Presidential Failure: How Pollsters Errors Could Impact False Claims Cases
For those of us who want to use appropriate scientific evidence to fight fraud, the recent failure of pollsters in the election must be explained and examined.
Statistical analysis has been held to be a legitimate tool to use to determine both liability and the extent of damages in certain circumstances. A small sample of claims made in a hospice could show that there were extensive amounts of false claims made for services without a demonstration of medical necessity, which creates liability under the False Claims Act.
To examine the full number in any such case if you have, say, 100,000 charges to Medicare and you can do an appropriate sample and you find 48 percent are upcoded or lack medical necessity in similar ways, you may have a good case. See, for example, United States ex rel. Martin v. Life Care Ctrs. of Am., Inc., 2014 U.S. Dist. LEXIS 142660 (E.D. Tenn. Sept. 29, 2014).
Unfortunately, this science took a bit of a hit in the recent weeks. Maybe you noticed that just about every professional pollster got the election wrong in the last week leading up to the election. Those with consciences are busy either making excuses or vowing to do better next time.
Making too much of this without looking at the differences between election polling and sampling objective data is a danger to those of us who want to use an appropriate scientific method to measure damages and expose liability. I have no doubt that persistent and well documented polling failure will be used to harm our efforts.
Yes, the examples of polling error abound. Nobody even remembers 2012 as a year of polling disaster. It was. Most pollsters had Obama winning, but by considerably less of a margin than he actually won.
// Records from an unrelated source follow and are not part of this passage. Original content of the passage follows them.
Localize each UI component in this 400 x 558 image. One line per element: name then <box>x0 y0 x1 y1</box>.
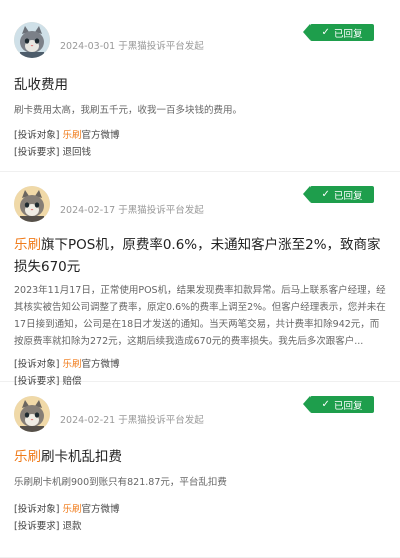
target-label: [投诉对象] <box>14 504 60 515</box>
complaint-description: 刷卡费用太高，我刷五千元，收我一百多块钱的费用。 <box>14 105 243 116</box>
status-badge: ✓ 已回复 <box>303 24 374 41</box>
complaint-date: 2024-02-21 <box>60 415 116 426</box>
complaint-meta: 2024-02-17 于黑猫投诉平台发起 <box>60 202 204 216</box>
status-badge: ✓ 已回复 <box>303 396 374 413</box>
cat-avatar-icon <box>14 186 50 222</box>
target-brand-link[interactable]: 乐刷 <box>62 130 81 141</box>
title-text: 刷卡机乱扣费 <box>41 449 122 465</box>
status-label: 已回复 <box>333 28 363 40</box>
avatar <box>14 186 50 222</box>
check-icon: ✓ <box>321 189 330 200</box>
title-brand: 乐刷 <box>14 237 41 253</box>
complaint-card[interactable]: 2024-03-01 于黑猫投诉平台发起 ✓ 已回复 乱收费用 刷卡费用太高，我… <box>0 0 400 172</box>
status-label: 已回复 <box>333 400 363 412</box>
complaint-description: 2023年11月17日，正常使用POS机，结果发现费率扣款异常。后马上联系客户经… <box>14 285 386 347</box>
complaint-card[interactable]: 2024-02-17 于黑猫投诉平台发起 ✓ 已回复 乐刷旗下POS机，原费率0… <box>0 172 400 387</box>
avatar <box>14 396 50 432</box>
demand-value: 退款 <box>62 521 82 532</box>
complaint-demand: [投诉要求] 退款 <box>14 518 386 535</box>
target-brand-link[interactable]: 乐刷 <box>62 359 81 370</box>
card-header: 2024-02-21 于黑猫投诉平台发起 ✓ 已回复 <box>14 396 386 444</box>
cat-avatar-icon <box>14 396 50 432</box>
demand-label: [投诉要求] <box>14 147 60 158</box>
complaint-meta: 2024-02-21 于黑猫投诉平台发起 <box>60 412 204 426</box>
complaint-platform: 于黑猫投诉平台发起 <box>118 205 204 216</box>
complaint-target: [投诉对象] 乐刷官方微博 <box>14 127 386 144</box>
card-header: 2024-03-01 于黑猫投诉平台发起 ✓ 已回复 <box>14 0 386 60</box>
complaint-title[interactable]: 乱收费用 <box>14 74 386 96</box>
status-label: 已回复 <box>333 190 363 202</box>
complaint-meta: 2024-03-01 于黑猫投诉平台发起 <box>60 38 204 52</box>
status-badge: ✓ 已回复 <box>303 186 374 203</box>
title-text: 旗下POS机，原费率0.6%，未通知客户涨至2%，致商家损失670元 <box>14 237 381 275</box>
cat-avatar-icon <box>14 22 50 58</box>
complaint-title[interactable]: 乐刷刷卡机乱扣费 <box>14 446 386 468</box>
complaint-date: 2024-03-01 <box>60 41 116 52</box>
title-text: 乱收费用 <box>14 77 68 93</box>
demand-value: 退回钱 <box>62 147 91 158</box>
avatar <box>14 22 50 58</box>
demand-label: [投诉要求] <box>14 521 60 532</box>
target-label: [投诉对象] <box>14 130 60 141</box>
complaint-demand: [投诉要求] 退回钱 <box>14 144 386 161</box>
check-icon: ✓ <box>321 27 330 38</box>
target-rest: 官方微博 <box>81 359 120 370</box>
target-rest: 官方微博 <box>81 504 120 515</box>
check-icon: ✓ <box>321 399 330 410</box>
complaint-card[interactable]: 2024-02-21 于黑猫投诉平台发起 ✓ 已回复 乐刷刷卡机乱扣费 乐刷刷卡… <box>0 382 400 558</box>
target-label: [投诉对象] <box>14 359 60 370</box>
complaint-description: 乐刷刷卡机刷900到账只有821.87元，平台乱扣费 <box>14 477 227 488</box>
target-brand-link[interactable]: 乐刷 <box>62 504 81 515</box>
complaint-target: [投诉对象] 乐刷官方微博 <box>14 356 386 373</box>
complaint-platform: 于黑猫投诉平台发起 <box>118 41 204 52</box>
target-rest: 官方微博 <box>81 130 120 141</box>
card-header: 2024-02-17 于黑猫投诉平台发起 ✓ 已回复 <box>14 186 386 234</box>
complaint-date: 2024-02-17 <box>60 205 116 216</box>
title-brand: 乐刷 <box>14 449 41 465</box>
complaint-target: [投诉对象] 乐刷官方微博 <box>14 501 386 518</box>
complaint-platform: 于黑猫投诉平台发起 <box>118 415 204 426</box>
complaint-title[interactable]: 乐刷旗下POS机，原费率0.6%，未通知客户涨至2%，致商家损失670元 <box>14 234 386 278</box>
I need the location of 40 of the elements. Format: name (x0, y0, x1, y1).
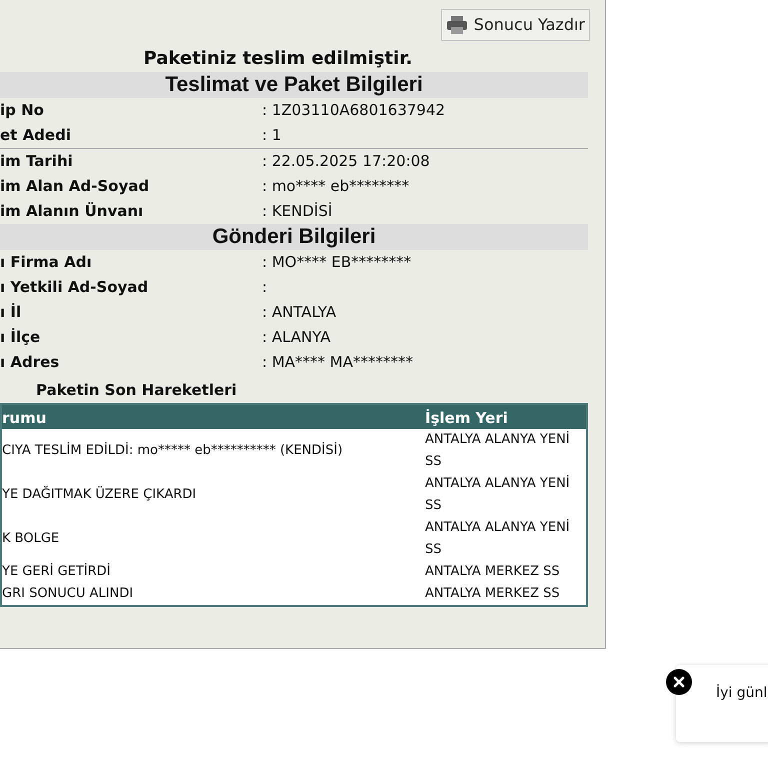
printer-icon (446, 15, 468, 35)
table-cell-text: K BOLGE (2, 530, 60, 548)
field-value: : mo**** eb******** (262, 176, 410, 198)
table-cell-text: GRI SONUCU ALINDI (2, 585, 134, 603)
column-header: rumu (2, 408, 48, 428)
field-value: : MA**** MA******** (262, 352, 413, 374)
field-label: im Alan Ad-Soyad (0, 176, 150, 198)
status-message: Paketiniz teslim edilmiştir. (142, 47, 414, 71)
close-icon[interactable] (666, 669, 692, 695)
field-label: im Tarihi (0, 151, 74, 172)
table-cell-text: CIYA TESLİM EDİLDİ: mo***** eb********** (KENDİSİ) (2, 441, 344, 460)
field-label: et Adedi (0, 125, 72, 146)
field-value: : MO**** EB******** (262, 252, 412, 274)
field-label: ip No (0, 100, 45, 122)
column-header: İşlem Yeri (425, 408, 508, 428)
field-value: : (262, 277, 268, 298)
movements-title: Paketin Son Hareketleri (35, 380, 238, 401)
field-label: ı Adres (0, 352, 60, 374)
section-header: Gönderi Bilgileri (0, 224, 588, 250)
table-cell-text: YE DAĞITMAK ÜZERE ÇIKARDI (2, 484, 198, 504)
field-label: ı İl (0, 302, 22, 324)
table-cell-text: YE GERİ GETİRDİ (2, 562, 112, 581)
field-value: : 22.05.2025 17:20:08 (262, 151, 430, 172)
table-cell-text: ANTALYA MERKEZ SS (425, 585, 561, 603)
field-value: : ALANYA (262, 327, 331, 348)
table-cell-text: ANTALYA ALANYA YENİ SS (425, 474, 571, 515)
field-label: ı Yetkili Ad-Soyad (0, 277, 150, 298)
field-label: im Alanın Ünvanı (0, 201, 144, 222)
field-value: : 1 (262, 125, 282, 146)
field-label: ı Firma Adı (0, 252, 93, 274)
print-button[interactable]: Sonucu Yazdır (440, 9, 590, 41)
field-value: : ANTALYA (262, 302, 336, 324)
field-value: : KENDİSİ (262, 201, 332, 222)
section-header: Teslimat ve Paket Bilgileri (0, 72, 588, 98)
toast-message: İyi günl (716, 683, 768, 703)
field-value: : 1Z03110A6801637942 (262, 100, 446, 122)
field-label: ı İlçe (0, 327, 42, 348)
table-cell-text: ANTALYA MERKEZ SS (425, 563, 561, 581)
table-cell-text: ANTALYA ALANYA YENİ SS (425, 518, 571, 559)
table-cell-text: ANTALYA ALANYA YENİ SS (425, 430, 571, 471)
Nobody remembers it because he ultimately won anyway in line with the predictions.
This year most pollsters had Clinton ahead by 4 percent or so nationally and her popular vote edge ended up being less, but it also meant that pollsters got the result flat wrong as Donald Trump won the election. Therefore, they look much stupider for making a mistake in about the same amount this year as in 2012.
I think there are many reasons to be skeptical of polling, (a subset of statistical sampling), which do not necessarily affect the legitimate uses of statistical sampling.
Pollsters in an election season really face little actual scrutiny. A few companies attempt to rate them, but really what is the cost to a pollster of putting out an inaccurate nationwide poll of the electorate? Nothing, in fact, most pollsters get free publicity for doing just that. So why not just keep putting numbers on the board. In a court case, such issues are open to scrutiny.
In addition, polling human beings in an election is a more difficult prospect than dealing with say Medicare claims. People may lie to the pollster of course. However, the biggest difference is a question of determining the sample: Whom do you poll?
Turnout is the key difference that separates winning and losing in almost any campaign. There is no real way to know in advance, which of the registered voters may show up on any given election cycle. When sampling evidence for a Court there is generally a defined and limited set of claims to review. The kind of claim to be sampled is not dependent on the mood of a human being and whether that person just does not feel like participating in an event.
Another difference is that smallish error can change the entire result in an election. Being off by 1 percent can indeed be the difference between winning and losing. In dealing with statistical sampling, an error of that magnitude can be acknowledged, while not undermining the ultimate conclusion or really changing anything about what the parties may agree to in a case.
I hope we crack down on pollsters predicting results of elections. When dealing with human beings who can and do change their minds for many reasons or who may not tell the truth to a pollster or who may just stay home when they say they will vote, there are too many variables for us to allow pollsters to gain such notoriety in close elections. We should accept that the election will be close and go vote and not waste so much time trying to predict it.
Yet the very failures of polling in such a close election again re-enforce the legitimacy of the overall science of statistical sampling. It works just fine on objective material.